Great Smoky Mountains
What They Are about
Ridge upon ridge of forest straddles the border between North Carolina and Tennessee in Great Smoky Mountains National Park. World renowned for its diversity of plant and animal life, the beauty of its ancient mountains, and the quality of its remnants of Southern Appalachian mountain culture, this is America's most visited national park.
Great Smoky Mountains National Park is a world-renowned preserve of wildflower diversity—over 1,500 kinds of flowering plants are found in the park, more than in any other North American national park. You can see where to find many of these flowers on the Species Mapper.
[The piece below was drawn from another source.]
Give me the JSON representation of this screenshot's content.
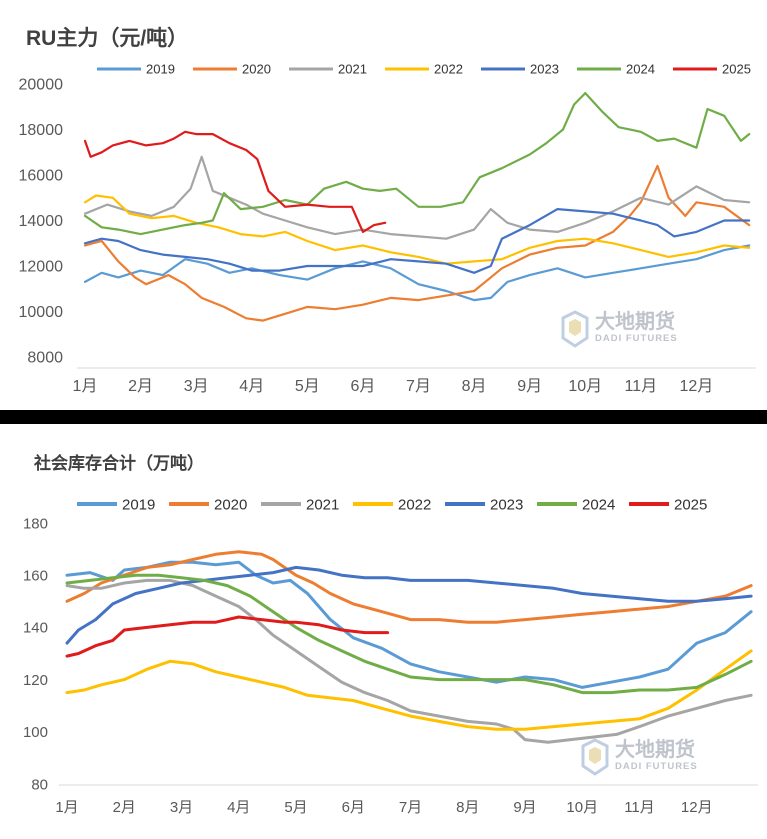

In fact, the park is sometimes referred to as the “Wildflower National Park.” From the earliest hepaticas and spring-beauties in the late winter to the last asters in the late fall, blooming flowers can be found year-round in the park.
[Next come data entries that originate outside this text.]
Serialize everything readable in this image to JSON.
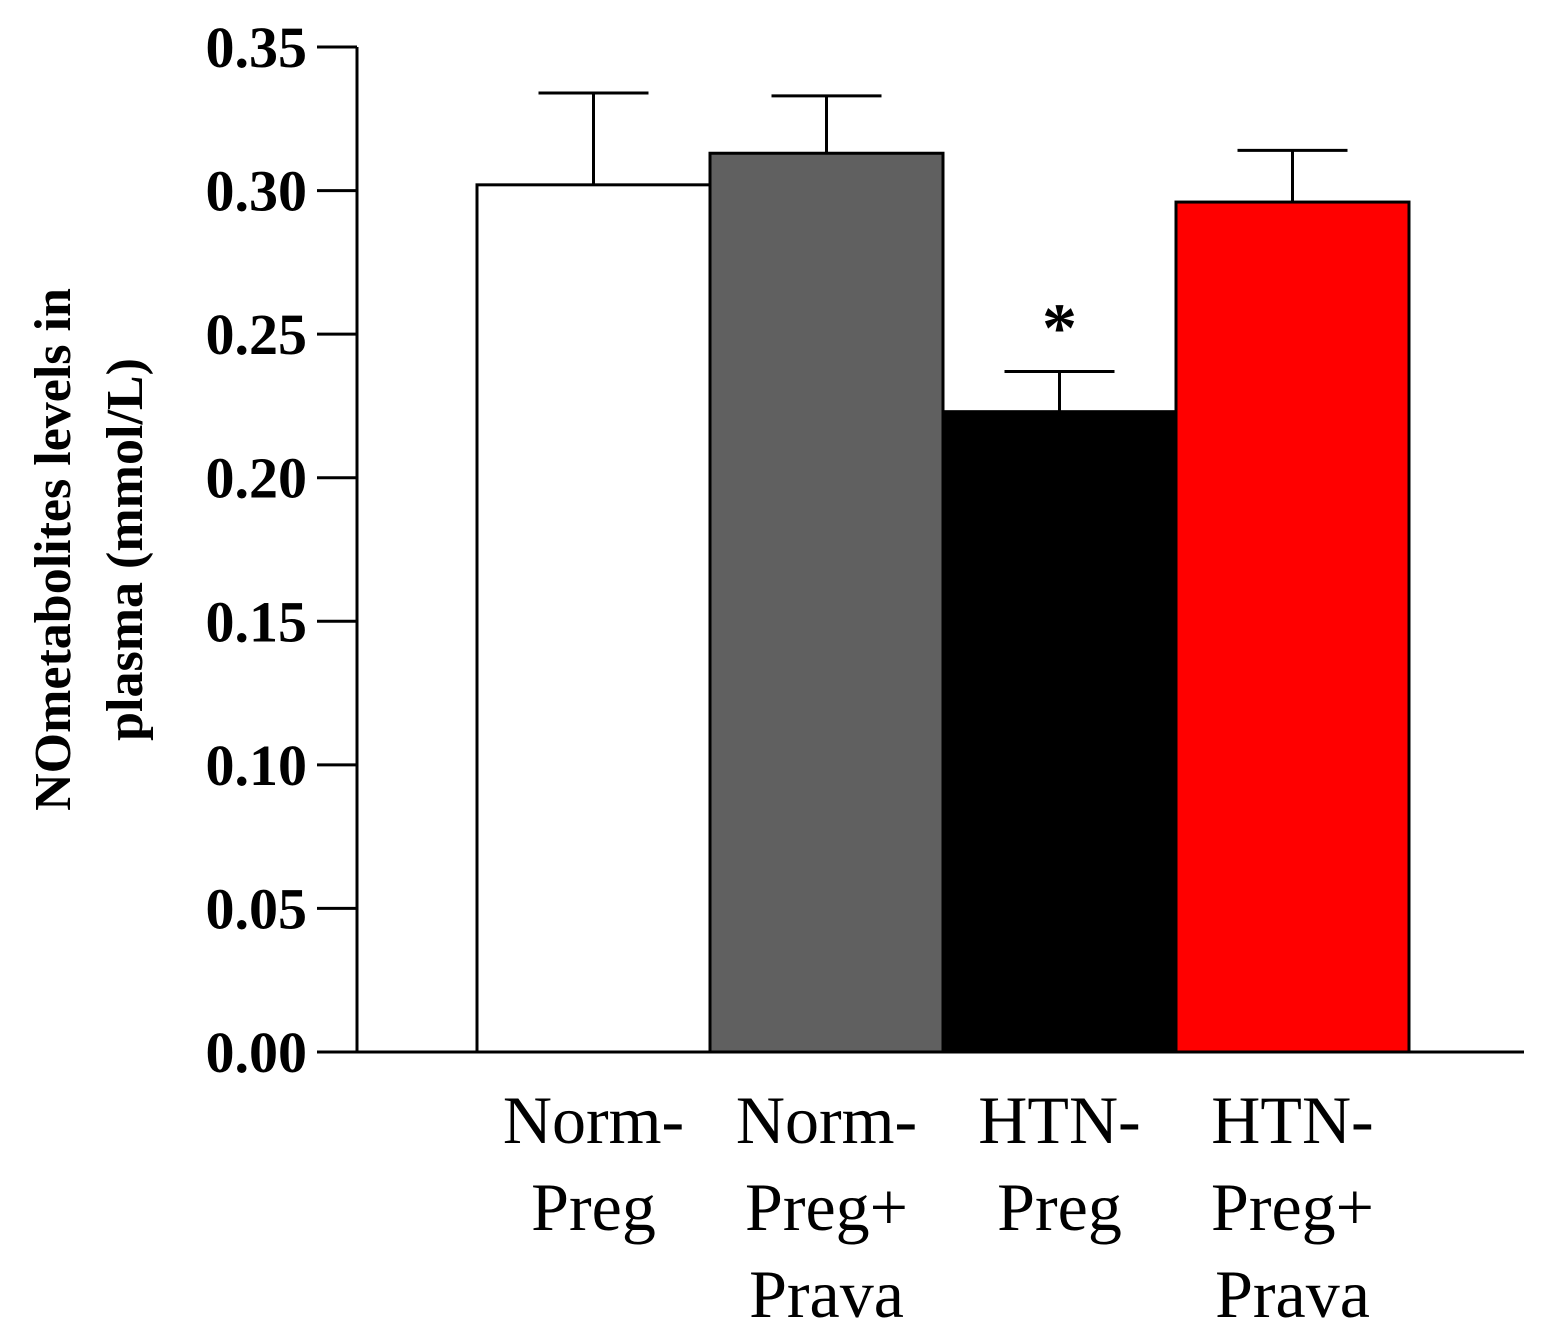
{
  "chart_data": {
    "type": "bar",
    "title": "",
    "xlabel": "",
    "ylabel_lines": [
      "NOmetabolites levels in",
      "plasma (mmol/L)"
    ],
    "ylim": [
      0,
      0.35
    ],
    "yticks": [
      "0.00",
      "0.05",
      "0.10",
      "0.15",
      "0.20",
      "0.25",
      "0.30",
      "0.35"
    ],
    "categories": [
      [
        "Norm-",
        "Preg"
      ],
      [
        "Norm-",
        "Preg+",
        "Prava"
      ],
      [
        "HTN-",
        "Preg"
      ],
      [
        "HTN-",
        "Preg+",
        "Prava"
      ]
    ],
    "values": [
      0.302,
      0.313,
      0.223,
      0.296
    ],
    "errors": [
      0.032,
      0.02,
      0.014,
      0.018
    ],
    "colors": [
      "#ffffff",
      "#606060",
      "#000000",
      "#ff0000"
    ],
    "significance": [
      "",
      "",
      "*",
      ""
    ]
  }
}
Hikers enjoy the Smoky Mountains during all months of the year with every season offering is own special rewards. During winter, the absence of deciduous leaves opens new vistas along trails and reveals stone walls, chimneys, foundations, and other reminders of past residents. Spring provides a weekly parade of wildflowers and flowering trees. In summer, walkers can seek out cool retreats among the spruce-fir forests and balds or follow splashy mountain streams to roaring falls and cascades. Autumn hikers have crisp, dry air to sharpen their senses and a varied palette of fall colors to enjoy.
*Bears in the park are wild and their behavior can be unpredictable. Treat bear encounters with extreme caution!
*No more than two motor vehicles or one vehicle with trailer are allowed per campsite.
*All tents must be pitched on the pad, where provided.
*Campfires are permitted only in fire grates. You may collect wood in the park only if it is on the ground and dead. Beginning March 1, 2015 only heat-treated firewood that is bundled and certified by the United States Department of Agriculture (USDA) or a state agency may be brought into the park.
*Pets are allowed in the campground but must be confined or on a leash (6' maximum). Pets are not allowed on trails and should not be left unattended in the campground or your car. Please prevent excessive barking and properly dispose of pet waste.
*Dish water and bath water must be drained at utility sinks or dump stations, not on the ground. Do not wash or bathe in streams or at water fountains. RV sewage should be drained only at a dump station. Showers and utility hookups are not available in the park. Showers may be available in nearby towns.
*Quiet hours are in effect from 10 pm to 6 am. Generator use is prohibited from 8 pm to 8 am. Generator use and battery charging by engine idling is prohibited in generator free areas. During quiet hours, noise-producing equipment should be turned off and entry to the campground is limited to registered campers.
*Alcohol is permitted in campgrounds and picnic areas, provided the person in possession is at least 21 years old.
*Bicycle riders must comply with all traffic regulations and are restricted to public roads, parking areas, and designated routes. The use of inline skates, skateboards or scooters is prohibited.
*Fireworks, traps, and the use of chainsaws are prohibited.